Good for you, looking up something ONCE and settling the subject. Sorry, but everything that Steve Jobs was credited for inventing was made by someone else, and it was usually from an outside company.
"We have always been shameless about stealing great ideas." -Steve Jobs
The last thing he worked on was Microsoft Basic (before MS/PCDOS).
Now you know why he stopped coding. 🤣
basic is underrated
Well he did end up marrying Microsoft Bob's coder, Melinda. So he married a coder and also a Microsoft employee.
Don't forget that he sold it to IBM, then sold MS-DOS for clones. He did worse with Windows and OS/2. He may be a good businessman, but he isn't exactly a moral one.
Agreed.
He was a lucky opportunist with a willing audience that craved some standard they could all agree on. The only thing you can give him credit on is going all out to take advantage of that situation, and then locking the business market in with basically free OS licenses and then milking the Office package licenses and server back end.
Shrewd and ruthless, sure, but it in no way should give him license to try and run the world, just because he has a big bank account.

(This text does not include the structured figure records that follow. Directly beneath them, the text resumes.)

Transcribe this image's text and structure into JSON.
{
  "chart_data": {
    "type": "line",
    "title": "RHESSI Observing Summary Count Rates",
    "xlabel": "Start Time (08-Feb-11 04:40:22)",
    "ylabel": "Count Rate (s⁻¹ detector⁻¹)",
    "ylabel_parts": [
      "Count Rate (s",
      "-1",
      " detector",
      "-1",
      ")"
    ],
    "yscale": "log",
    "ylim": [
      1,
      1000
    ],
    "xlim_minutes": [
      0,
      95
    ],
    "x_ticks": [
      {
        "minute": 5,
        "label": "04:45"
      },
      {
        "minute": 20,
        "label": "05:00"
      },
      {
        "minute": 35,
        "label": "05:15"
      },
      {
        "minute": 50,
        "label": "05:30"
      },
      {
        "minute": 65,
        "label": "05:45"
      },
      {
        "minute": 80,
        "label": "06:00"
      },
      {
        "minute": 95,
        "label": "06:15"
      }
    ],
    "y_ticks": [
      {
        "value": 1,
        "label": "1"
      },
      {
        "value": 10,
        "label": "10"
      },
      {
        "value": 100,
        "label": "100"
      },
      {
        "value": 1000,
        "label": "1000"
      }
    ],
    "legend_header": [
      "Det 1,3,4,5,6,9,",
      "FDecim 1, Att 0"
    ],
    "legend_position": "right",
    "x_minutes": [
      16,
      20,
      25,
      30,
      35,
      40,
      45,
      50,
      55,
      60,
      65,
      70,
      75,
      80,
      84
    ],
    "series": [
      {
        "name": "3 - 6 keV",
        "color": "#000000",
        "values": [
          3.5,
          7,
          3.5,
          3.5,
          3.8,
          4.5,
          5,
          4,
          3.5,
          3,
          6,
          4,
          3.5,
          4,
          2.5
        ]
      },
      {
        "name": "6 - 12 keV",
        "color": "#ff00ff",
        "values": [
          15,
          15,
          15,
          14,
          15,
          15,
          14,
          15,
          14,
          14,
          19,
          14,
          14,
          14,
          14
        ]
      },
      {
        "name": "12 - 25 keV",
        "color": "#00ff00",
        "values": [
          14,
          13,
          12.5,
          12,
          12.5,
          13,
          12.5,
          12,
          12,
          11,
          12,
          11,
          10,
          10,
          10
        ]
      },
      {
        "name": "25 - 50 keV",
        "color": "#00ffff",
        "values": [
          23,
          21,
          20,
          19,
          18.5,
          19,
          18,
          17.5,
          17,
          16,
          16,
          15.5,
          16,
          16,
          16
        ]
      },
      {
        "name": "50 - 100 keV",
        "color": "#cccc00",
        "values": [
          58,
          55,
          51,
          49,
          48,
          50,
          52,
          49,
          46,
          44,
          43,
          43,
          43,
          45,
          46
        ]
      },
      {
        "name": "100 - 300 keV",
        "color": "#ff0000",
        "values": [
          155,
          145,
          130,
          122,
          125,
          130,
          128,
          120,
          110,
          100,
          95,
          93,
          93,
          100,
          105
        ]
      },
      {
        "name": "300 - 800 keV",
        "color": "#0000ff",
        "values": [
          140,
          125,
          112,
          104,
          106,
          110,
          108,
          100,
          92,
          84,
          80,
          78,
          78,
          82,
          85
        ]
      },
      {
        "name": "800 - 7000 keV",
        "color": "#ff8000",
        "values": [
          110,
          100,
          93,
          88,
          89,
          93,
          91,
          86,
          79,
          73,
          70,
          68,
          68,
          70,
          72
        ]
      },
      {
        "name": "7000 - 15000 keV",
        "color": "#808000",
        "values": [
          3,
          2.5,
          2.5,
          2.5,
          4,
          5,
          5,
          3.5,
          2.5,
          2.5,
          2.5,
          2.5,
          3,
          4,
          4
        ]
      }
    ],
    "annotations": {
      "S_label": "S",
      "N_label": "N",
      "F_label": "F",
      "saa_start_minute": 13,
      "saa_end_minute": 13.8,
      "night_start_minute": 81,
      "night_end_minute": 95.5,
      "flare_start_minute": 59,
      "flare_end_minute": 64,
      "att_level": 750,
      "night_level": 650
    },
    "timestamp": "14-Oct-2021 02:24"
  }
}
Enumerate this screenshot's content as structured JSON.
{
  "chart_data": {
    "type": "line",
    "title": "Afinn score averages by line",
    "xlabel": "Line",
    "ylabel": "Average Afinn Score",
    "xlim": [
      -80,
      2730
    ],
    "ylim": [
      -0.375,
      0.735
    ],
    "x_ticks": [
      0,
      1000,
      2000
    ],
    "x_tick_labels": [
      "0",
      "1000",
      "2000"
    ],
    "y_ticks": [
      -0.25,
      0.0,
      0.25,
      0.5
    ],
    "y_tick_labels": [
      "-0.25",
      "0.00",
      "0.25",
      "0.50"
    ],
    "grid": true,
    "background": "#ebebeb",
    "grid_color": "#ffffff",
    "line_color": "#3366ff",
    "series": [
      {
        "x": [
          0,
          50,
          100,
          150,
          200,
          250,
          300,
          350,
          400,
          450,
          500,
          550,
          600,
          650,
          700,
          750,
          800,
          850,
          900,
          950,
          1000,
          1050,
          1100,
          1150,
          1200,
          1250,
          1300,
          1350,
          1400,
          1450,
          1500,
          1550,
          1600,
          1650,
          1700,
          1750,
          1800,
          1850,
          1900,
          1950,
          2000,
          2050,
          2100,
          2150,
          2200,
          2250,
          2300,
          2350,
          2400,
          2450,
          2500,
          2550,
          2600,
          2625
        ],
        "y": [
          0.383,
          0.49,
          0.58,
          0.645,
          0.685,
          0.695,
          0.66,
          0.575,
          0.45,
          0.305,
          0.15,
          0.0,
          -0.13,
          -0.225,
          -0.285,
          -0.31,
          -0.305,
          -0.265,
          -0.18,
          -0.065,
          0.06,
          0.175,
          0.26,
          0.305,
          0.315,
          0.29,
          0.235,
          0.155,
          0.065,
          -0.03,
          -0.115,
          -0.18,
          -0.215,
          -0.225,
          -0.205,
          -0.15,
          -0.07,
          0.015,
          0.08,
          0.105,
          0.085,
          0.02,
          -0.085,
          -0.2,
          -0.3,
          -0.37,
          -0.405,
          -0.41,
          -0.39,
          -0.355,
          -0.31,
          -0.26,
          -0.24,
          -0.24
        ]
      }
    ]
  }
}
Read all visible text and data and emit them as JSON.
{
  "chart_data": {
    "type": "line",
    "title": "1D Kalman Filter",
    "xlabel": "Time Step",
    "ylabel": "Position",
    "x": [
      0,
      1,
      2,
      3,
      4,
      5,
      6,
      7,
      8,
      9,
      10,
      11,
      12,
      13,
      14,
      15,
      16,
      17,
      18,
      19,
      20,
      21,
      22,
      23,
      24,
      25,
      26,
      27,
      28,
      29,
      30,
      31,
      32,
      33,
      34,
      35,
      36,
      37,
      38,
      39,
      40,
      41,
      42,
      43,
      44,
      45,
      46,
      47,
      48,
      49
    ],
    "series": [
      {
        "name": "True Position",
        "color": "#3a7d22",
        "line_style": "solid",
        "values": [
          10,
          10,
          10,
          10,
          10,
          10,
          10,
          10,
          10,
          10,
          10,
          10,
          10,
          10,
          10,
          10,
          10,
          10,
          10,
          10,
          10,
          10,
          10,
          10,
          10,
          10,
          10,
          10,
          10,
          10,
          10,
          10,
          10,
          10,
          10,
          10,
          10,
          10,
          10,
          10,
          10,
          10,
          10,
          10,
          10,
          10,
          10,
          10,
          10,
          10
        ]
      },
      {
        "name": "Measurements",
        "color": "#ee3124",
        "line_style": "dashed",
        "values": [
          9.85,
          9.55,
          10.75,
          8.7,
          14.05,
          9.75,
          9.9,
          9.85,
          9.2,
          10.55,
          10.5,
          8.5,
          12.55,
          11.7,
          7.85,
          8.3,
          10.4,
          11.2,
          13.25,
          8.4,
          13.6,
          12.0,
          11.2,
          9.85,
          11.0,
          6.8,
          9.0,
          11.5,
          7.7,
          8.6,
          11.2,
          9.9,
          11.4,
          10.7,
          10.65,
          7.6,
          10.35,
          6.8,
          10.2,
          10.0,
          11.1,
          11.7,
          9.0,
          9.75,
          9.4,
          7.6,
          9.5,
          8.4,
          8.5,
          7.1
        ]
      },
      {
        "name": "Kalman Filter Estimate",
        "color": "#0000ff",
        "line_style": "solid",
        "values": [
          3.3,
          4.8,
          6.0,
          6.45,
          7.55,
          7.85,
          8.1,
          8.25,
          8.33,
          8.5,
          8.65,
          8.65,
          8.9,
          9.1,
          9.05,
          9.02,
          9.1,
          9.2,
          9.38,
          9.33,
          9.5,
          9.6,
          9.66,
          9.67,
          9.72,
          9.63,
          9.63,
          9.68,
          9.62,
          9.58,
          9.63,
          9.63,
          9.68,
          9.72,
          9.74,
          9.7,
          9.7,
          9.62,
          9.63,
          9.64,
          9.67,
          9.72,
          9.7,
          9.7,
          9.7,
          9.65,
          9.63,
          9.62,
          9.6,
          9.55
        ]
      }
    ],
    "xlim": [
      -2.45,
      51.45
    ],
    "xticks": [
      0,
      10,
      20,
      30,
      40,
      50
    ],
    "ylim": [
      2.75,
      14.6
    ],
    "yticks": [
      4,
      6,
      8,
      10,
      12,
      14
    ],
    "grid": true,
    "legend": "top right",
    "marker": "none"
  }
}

Look I'm on board with Bill Gates is trying to be the literal antichrist bringing about the mark of the beast, but I think some credit where credit is due. Bill Gates saw something back then that is obvious today, but completely non-obvious back then. Back then people still thought in terms of physical goods as being where the value was. Computer hardware was the value, software was just some component, an implementation detail. Nobody was thinking about "platforms." Bill Gates saw before anybody else that the money was in the platform. The quality of the platform didn't really matter, which is why he could go buy a platform from a company and license that platform to IBM who didn't see it as a threat since they controlled the hardware. But he was not a lucky opportunist, he saw something nobody else did and built an empire around it.
He also stole the Windows idea from Xerox.